Acute Surgical Management of Vascular Injuries in Hip and Knee Arthroplasties

Christopher M. Melnic, MD; Marilyn Heng, MD, MPH, FRCSC; Santiago A. Lozano-Calderon, MD, PhD

Disclosures

J Am Acad Orthop Surg. 2020;28(21):874-883. 

In This Article

Treatment of a Vascular Injury at an Ambulatory Surgery Center

When a vascular injury is encountered at an ambulatory surgery center, identification of the bleeding source and communication with the anesthesia team are of utmost importance.
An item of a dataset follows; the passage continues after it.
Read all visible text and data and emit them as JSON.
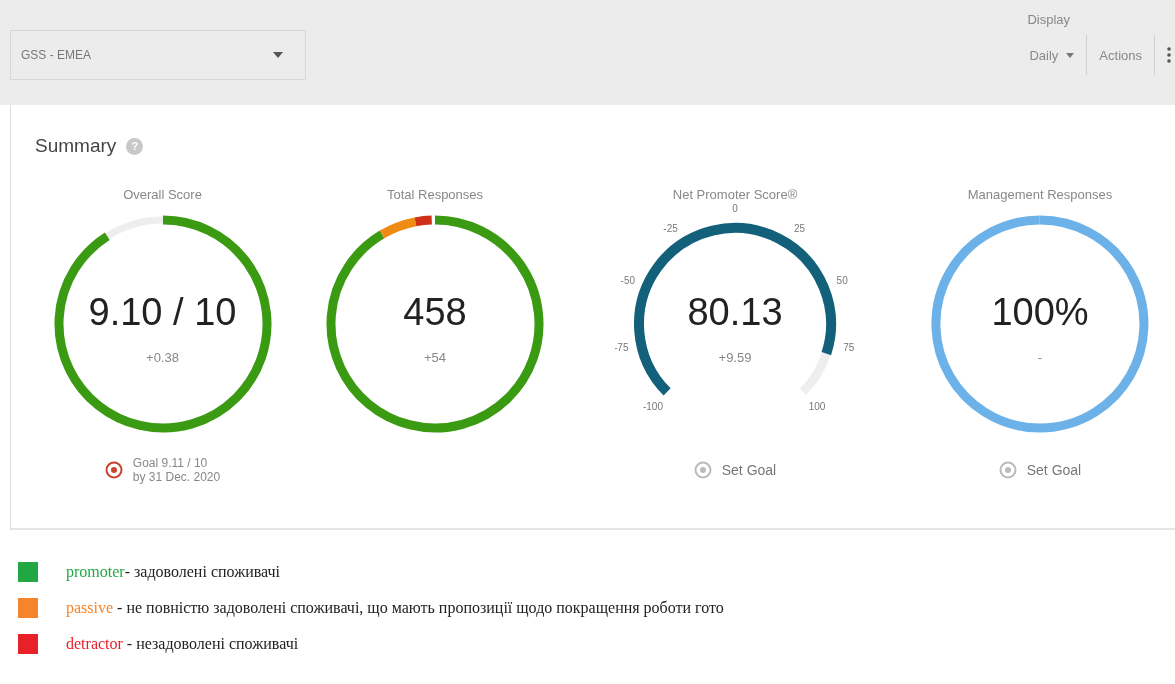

In the setting of a total hip arthroplasty, if hemodynamically instability or profuse bleeding is present, we recommend gaining proximal and distal control by dissecting the iliac vessels as described above, packing, and then transferring the patient to a hospital setting if vascular surgery is not available. If the patient is hemodynamically stable, we recommend packing the surgical wound and then reevaluation of the surgical wound. If bleeding continues, we again recommend dissection of the iliac vessels that will allow proximal and distal control before the patient is transferred to a hospital. In the setting of a total knee replacement, we recommend either placing a tourniquet or reinflating the tourniquet that is already in place and transferring the patient to the nearest hospital with a vascular surgeon.